Penn State men’s basketball (5-1) choked a chance to get off to its best start in 20 years, losing a 21-point lead in a 74-72 loss to Ole Miss (5-1) in the NIT Season Tip-Off Semifinals at the Barclays Center on Wednesday night. Six three-pointers and just one turnover in the second half by Ole Miss sprung the massive comeback after the Nittany Lions had forced 14 Rebels turnovers in the opening half.

Mike Watkins led the way for Penn State by stuffing the stat sheet with an eye-popping 18 points, 12 rebounds, eight blocks, and four steals. Lamar Stevens added 22 points of his own as Penn State led for more than 37 minutes in the loss to the Rebels.

The Rebels’ Bryce Williams hit a pair of free throws with 13 seconds left and sealed Penn State’s fate by giving Ole Miss its first lead of the game. Myles Dread couldn’t find the basket on a corner three-point attempt in the final seconds as the Nittany Lions fell to 5-1 on the season.

How It Happened

Watkins scored the first six points of the night for the Nittany Lions, highlighted by two dunks, as Penn State led 8-4 by the first media timeout. That’s when Pat Chambers’s team heated up, reeling off a 14-4 run over the next six minutes. Myreon Jones scored seven points during the stretch and held the Rebels to 2-for-10 from the field while forcing six turnovers.

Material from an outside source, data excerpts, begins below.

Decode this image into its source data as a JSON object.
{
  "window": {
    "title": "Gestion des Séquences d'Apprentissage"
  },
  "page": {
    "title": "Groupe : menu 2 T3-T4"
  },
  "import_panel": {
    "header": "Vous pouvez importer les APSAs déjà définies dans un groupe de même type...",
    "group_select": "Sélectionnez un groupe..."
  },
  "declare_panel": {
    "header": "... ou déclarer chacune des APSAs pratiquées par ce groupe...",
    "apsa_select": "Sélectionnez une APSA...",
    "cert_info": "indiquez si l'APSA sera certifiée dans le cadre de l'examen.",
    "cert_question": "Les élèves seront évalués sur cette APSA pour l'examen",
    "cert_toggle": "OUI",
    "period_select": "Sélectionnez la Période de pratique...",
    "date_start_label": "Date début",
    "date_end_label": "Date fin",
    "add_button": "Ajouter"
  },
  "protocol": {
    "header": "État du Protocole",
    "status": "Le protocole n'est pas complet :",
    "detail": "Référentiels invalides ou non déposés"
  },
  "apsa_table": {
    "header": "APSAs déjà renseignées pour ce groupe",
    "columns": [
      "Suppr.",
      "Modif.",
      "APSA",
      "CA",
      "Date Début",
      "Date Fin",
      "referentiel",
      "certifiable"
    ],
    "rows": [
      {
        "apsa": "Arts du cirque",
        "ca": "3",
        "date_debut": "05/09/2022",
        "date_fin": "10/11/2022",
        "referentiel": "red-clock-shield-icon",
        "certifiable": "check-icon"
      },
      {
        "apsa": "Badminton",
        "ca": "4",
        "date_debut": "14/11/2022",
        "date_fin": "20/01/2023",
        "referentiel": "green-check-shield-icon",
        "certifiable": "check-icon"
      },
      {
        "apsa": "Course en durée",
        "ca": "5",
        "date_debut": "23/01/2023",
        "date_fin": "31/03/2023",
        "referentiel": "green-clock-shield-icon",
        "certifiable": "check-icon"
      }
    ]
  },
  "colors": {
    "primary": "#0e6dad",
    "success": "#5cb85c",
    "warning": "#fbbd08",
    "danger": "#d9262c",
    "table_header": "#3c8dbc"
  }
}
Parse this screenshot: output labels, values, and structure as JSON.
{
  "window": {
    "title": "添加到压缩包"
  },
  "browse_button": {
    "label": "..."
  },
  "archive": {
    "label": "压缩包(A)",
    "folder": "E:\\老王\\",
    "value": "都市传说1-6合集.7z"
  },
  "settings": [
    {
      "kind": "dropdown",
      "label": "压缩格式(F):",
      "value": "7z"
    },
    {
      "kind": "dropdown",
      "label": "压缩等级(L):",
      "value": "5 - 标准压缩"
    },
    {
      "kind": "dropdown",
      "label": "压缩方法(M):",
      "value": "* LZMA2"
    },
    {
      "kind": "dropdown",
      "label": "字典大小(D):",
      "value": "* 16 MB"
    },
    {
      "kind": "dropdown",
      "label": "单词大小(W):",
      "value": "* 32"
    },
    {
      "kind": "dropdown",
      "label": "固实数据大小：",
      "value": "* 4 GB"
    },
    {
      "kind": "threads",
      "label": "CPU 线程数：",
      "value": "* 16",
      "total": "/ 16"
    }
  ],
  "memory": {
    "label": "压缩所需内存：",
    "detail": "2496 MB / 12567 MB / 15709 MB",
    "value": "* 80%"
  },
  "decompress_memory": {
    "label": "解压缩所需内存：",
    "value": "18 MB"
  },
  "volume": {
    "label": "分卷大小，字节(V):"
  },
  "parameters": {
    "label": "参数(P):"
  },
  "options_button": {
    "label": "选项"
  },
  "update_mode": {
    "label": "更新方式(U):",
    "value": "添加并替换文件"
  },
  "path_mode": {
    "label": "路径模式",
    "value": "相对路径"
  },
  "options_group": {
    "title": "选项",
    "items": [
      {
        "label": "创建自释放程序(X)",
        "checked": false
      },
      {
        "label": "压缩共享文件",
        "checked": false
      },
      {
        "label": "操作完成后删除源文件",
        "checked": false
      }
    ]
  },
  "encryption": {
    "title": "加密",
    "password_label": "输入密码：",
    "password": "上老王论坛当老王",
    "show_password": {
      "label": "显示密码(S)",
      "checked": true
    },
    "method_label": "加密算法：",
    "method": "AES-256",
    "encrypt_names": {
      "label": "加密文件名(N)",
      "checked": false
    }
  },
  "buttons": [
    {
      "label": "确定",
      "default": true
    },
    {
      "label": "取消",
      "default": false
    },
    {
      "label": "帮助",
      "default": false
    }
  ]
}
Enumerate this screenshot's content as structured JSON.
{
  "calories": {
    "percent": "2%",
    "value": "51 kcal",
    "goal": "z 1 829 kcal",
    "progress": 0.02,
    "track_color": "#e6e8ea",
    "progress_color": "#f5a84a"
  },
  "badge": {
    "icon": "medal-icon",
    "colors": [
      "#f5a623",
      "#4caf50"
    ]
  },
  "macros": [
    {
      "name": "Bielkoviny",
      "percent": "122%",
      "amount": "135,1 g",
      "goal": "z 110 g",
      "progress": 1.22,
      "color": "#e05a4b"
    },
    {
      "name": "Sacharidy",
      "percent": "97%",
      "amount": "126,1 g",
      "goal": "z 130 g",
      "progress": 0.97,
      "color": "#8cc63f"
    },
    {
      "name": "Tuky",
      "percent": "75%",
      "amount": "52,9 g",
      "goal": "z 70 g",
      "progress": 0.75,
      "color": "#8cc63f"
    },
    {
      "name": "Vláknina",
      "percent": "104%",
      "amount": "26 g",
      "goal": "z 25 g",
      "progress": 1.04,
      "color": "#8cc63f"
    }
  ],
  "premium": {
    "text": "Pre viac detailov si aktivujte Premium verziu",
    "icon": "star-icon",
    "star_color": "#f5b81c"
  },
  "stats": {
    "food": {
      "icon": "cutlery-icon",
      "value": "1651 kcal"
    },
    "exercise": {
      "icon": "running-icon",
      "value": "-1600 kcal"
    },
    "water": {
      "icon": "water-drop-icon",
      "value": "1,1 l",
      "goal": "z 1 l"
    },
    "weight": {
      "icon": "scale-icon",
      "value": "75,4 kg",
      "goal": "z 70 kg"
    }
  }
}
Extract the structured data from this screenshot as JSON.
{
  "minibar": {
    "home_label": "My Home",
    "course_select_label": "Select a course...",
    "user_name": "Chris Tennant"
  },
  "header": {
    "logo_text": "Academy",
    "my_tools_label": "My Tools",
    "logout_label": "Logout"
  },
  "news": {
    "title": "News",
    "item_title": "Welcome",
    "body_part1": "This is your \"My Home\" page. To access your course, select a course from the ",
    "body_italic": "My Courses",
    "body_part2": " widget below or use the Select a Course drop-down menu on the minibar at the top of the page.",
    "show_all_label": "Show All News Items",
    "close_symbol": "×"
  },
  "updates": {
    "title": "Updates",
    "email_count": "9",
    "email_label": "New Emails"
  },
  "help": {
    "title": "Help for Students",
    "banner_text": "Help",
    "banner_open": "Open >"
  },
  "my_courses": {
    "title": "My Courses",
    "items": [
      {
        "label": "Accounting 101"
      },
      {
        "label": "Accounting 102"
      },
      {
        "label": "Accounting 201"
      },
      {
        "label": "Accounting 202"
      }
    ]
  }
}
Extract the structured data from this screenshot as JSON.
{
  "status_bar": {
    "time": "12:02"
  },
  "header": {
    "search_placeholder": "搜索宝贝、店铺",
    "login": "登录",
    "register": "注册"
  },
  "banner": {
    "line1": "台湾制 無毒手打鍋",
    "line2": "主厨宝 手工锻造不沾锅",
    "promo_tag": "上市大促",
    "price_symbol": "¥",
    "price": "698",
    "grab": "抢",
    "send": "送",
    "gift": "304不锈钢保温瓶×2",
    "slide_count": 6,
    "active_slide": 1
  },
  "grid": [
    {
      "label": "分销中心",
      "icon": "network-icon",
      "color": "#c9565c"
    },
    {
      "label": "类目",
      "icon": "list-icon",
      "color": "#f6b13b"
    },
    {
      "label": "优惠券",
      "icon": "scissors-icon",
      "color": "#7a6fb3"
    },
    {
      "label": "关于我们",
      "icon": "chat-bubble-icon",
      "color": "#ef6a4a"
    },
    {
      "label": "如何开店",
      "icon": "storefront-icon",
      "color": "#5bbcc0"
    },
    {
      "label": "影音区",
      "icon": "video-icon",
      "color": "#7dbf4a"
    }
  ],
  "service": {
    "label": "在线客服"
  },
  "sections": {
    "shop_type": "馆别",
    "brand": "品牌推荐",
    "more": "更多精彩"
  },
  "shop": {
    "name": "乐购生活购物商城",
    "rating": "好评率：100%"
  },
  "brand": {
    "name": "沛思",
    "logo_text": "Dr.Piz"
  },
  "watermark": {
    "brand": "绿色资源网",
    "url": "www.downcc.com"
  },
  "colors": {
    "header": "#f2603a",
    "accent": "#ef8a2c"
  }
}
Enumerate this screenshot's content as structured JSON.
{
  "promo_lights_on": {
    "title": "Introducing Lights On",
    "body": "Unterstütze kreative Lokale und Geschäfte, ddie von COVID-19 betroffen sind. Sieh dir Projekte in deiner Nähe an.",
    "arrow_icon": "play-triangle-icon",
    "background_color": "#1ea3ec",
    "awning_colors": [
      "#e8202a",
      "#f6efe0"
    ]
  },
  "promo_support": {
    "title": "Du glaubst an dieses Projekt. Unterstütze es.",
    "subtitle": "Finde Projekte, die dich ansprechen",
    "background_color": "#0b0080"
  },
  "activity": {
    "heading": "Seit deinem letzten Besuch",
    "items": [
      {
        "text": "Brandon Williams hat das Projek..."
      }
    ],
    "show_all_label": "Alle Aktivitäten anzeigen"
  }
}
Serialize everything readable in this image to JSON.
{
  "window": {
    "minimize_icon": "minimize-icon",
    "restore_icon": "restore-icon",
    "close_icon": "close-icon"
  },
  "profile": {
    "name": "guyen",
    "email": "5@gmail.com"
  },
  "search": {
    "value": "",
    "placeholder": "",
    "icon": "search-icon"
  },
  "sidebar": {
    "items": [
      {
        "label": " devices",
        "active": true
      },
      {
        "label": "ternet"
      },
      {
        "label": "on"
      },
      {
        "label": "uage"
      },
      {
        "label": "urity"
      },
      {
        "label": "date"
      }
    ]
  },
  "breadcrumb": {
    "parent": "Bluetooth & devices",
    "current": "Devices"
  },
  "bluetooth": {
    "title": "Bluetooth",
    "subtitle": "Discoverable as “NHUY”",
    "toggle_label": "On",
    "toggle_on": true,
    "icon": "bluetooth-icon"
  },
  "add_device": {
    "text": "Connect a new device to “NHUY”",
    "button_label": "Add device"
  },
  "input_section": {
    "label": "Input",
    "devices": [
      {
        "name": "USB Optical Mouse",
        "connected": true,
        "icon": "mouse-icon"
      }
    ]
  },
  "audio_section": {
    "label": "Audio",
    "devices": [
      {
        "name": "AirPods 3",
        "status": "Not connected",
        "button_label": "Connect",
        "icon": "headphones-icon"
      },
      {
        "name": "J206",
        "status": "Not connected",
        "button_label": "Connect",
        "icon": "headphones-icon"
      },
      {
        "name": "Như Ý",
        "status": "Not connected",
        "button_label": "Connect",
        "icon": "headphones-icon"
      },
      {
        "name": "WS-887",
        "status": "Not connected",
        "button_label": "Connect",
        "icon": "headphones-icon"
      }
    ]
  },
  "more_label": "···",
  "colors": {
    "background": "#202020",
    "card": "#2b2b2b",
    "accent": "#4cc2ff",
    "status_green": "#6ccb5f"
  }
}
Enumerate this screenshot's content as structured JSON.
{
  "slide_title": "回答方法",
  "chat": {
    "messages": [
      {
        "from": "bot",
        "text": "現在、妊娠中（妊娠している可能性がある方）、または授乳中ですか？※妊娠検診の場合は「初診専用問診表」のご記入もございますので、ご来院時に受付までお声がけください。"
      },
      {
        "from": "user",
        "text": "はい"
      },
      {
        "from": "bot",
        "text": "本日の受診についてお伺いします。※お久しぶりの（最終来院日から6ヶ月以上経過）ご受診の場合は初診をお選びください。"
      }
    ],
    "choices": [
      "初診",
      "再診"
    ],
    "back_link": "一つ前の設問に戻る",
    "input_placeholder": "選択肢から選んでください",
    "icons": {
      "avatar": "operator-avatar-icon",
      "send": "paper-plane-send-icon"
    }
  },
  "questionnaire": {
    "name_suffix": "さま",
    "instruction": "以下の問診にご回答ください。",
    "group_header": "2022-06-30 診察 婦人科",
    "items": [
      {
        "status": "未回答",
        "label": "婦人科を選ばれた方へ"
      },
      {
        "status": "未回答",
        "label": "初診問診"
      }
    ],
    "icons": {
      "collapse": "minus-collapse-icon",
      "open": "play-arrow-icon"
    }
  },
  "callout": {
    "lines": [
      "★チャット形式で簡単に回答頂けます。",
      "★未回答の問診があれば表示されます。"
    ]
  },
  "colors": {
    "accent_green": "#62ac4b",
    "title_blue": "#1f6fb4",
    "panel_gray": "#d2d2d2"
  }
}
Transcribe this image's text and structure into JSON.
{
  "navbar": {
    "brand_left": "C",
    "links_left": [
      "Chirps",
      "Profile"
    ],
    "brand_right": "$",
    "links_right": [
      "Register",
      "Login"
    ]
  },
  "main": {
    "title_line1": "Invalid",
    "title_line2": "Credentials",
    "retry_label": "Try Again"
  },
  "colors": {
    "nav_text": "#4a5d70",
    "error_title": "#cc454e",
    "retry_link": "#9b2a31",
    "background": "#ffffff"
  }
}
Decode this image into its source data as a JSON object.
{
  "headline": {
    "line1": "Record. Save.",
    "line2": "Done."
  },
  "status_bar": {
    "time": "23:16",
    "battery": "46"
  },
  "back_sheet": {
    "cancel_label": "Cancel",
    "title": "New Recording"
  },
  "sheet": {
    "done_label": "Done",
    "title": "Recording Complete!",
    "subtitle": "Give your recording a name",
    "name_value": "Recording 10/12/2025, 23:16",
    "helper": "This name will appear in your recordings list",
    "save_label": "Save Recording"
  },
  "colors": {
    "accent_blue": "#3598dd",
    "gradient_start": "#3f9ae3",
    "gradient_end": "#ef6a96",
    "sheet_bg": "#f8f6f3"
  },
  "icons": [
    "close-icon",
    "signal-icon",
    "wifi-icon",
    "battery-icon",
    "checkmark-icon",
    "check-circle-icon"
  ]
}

The two teams traded buckets over the next few minutes before Ole Miss was forced to call its third timeout in the first 13 minutes of the game after another triple by Jones put Penn State ahead 29-14.

By the end of the first half, the beatdown was in full swing as the Nittany Lions led 43-27 at the break. Penn State held Ole Miss to 40% from the field, forced 14 turnovers by the Rebels, and blocked six shots, all while shooting 53% from the field themselves. Watkins entered halftime with 14 points, seven rebounds, four blocks, and four steals in one of the strongest first-half performances of his Penn State career. Jones had also tallied 10 points, while Jamari Wheeler added eight on a perfect 3-for-3 mark from the field.

The second half saw Lamar Stevens wake up, as he scored seven points in a row for Penn State to give them a 52-33 lead with 15 minutes left to play. Jones had a highlight-reel slam a few minutes later, and the rout seemed to be on. However, four unanswered Ole Miss three-pointers brought the deficit down to just seven points, 57-50, forcing a Penn State timeout with 9:16 remaining.

Stevens answered with a triple of his own to push the advantage back to 10, and back to back finishes in the paint by Izaiah Brockington and Watkins gave Penn State a crucial 7-0 spurt to lead 64-50 with seven minutes left to go. Ole Miss continued its red-hot shooting, however, and another 9-0 run forced a Penn State timeout with 4:08 remaining, with the score tightened up at 66-61.

Sloppy play by the Nittany Lions allowed the Rebels to keep inching closer, but Brockington came up big for Penn State. A 63% free-throw shooter coming in, Brockington made two big free throws to give the Nittany Lions a 70-65 lead with less than three minutes remaining. It wasn’t enough to maintain the lead, as an and-1 by Breein Tyree tied the game at 70 with a minute left.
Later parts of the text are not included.